The Queensland headwaters of the Darling (the area now known as the Darling Downs) were gradually colonised from 1815 onward. In 1828 the explorer Charles Sturt was sent by the Governor of New South Wales, Sir Ralph Darling, to investigate the course of the Macquarie River. He discovered the Bogan and then, early in 1829, the upper Darling, which he named after the Governor. In 1835 Major Thomas Mitchell travelled the whole length of the Darling, confirming Sturt's earlier discovery that it was a tributary of the Murray.
In the later 19th century the Darling became a major transportation route, the pastoralists of western New South Wales using it to send their wool by paddle steamer from busy river ports such as Bourke and Wilcannia to the South Australian railhead at Murray Bridge. But over the past century the river's importance has declined. In this period the Australian poet Henry Lawson wrote a well-known ironic tribute to the Darling River.

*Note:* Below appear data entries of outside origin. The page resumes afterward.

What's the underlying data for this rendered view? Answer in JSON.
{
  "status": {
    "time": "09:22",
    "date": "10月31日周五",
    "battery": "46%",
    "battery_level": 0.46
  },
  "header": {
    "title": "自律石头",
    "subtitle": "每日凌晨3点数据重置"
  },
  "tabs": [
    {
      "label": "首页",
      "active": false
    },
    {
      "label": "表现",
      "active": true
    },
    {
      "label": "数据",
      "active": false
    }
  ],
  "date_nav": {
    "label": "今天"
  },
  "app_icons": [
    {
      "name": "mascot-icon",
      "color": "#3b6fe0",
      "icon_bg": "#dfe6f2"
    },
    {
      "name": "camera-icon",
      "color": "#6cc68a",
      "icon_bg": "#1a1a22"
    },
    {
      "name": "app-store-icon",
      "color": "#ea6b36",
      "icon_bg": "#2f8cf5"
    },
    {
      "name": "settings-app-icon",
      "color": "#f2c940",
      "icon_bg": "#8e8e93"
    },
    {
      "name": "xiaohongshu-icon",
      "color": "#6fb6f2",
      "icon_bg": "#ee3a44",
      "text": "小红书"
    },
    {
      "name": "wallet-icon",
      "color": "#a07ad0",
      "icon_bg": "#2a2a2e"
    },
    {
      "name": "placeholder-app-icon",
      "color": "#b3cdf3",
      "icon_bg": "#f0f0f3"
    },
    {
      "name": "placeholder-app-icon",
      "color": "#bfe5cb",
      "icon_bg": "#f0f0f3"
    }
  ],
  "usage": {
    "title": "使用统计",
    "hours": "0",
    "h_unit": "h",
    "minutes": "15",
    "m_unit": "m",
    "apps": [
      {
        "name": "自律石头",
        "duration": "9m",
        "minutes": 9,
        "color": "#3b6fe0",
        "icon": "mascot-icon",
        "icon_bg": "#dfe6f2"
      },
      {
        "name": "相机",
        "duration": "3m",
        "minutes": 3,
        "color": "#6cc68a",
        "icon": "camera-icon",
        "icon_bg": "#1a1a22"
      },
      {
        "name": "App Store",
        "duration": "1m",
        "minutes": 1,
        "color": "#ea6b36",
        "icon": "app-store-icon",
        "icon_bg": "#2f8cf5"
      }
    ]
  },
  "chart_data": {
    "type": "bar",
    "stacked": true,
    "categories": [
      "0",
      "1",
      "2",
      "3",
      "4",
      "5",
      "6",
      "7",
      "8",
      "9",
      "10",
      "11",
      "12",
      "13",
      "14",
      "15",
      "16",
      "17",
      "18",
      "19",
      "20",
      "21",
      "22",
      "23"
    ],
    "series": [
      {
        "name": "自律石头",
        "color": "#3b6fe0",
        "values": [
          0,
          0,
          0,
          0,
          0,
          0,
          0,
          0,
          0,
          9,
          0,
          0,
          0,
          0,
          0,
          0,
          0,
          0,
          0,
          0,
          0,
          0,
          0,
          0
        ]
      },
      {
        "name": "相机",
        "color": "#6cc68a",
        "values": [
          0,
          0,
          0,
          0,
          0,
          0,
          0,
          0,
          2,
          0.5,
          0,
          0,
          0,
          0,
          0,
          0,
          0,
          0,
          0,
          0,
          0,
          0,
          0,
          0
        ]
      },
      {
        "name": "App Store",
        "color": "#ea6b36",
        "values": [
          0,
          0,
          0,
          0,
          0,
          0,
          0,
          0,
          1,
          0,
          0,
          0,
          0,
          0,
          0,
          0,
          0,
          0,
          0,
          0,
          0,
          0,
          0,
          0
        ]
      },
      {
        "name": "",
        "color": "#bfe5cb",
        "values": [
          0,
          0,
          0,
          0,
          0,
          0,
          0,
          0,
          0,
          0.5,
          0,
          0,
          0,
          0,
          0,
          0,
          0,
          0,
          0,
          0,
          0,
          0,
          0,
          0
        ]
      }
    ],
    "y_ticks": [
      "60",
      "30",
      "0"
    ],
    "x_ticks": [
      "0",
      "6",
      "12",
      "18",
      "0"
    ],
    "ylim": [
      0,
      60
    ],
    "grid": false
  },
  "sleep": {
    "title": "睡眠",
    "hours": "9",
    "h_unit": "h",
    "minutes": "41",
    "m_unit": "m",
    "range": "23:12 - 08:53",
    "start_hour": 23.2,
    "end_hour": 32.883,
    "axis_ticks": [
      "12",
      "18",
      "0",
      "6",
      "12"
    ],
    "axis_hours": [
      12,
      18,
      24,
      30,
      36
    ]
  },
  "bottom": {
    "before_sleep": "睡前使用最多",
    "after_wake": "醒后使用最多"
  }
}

Today the Darling is in poor health, suffering from overuse of its waters, pollution from pesticide runoff and prolonged drought, possibly the result of manmade global warming. In some years it barely flows at all. The river has a high salt content and declining water quality. To quote another Henry Lawson poem:
The skies are brass and the plains are bare,
Death and ruin are everywhere;
And all that is left of the last year's flood
Is a sickly stream on the grey-black mud;
The salt-springs bubble and the quagmires quiver,
And this is the dirge of the Darling River.
The Murray-Darling Basin Commission co-ordinates efforts by the Australian and state governments to halt and reverse the environmental degradation of the river system.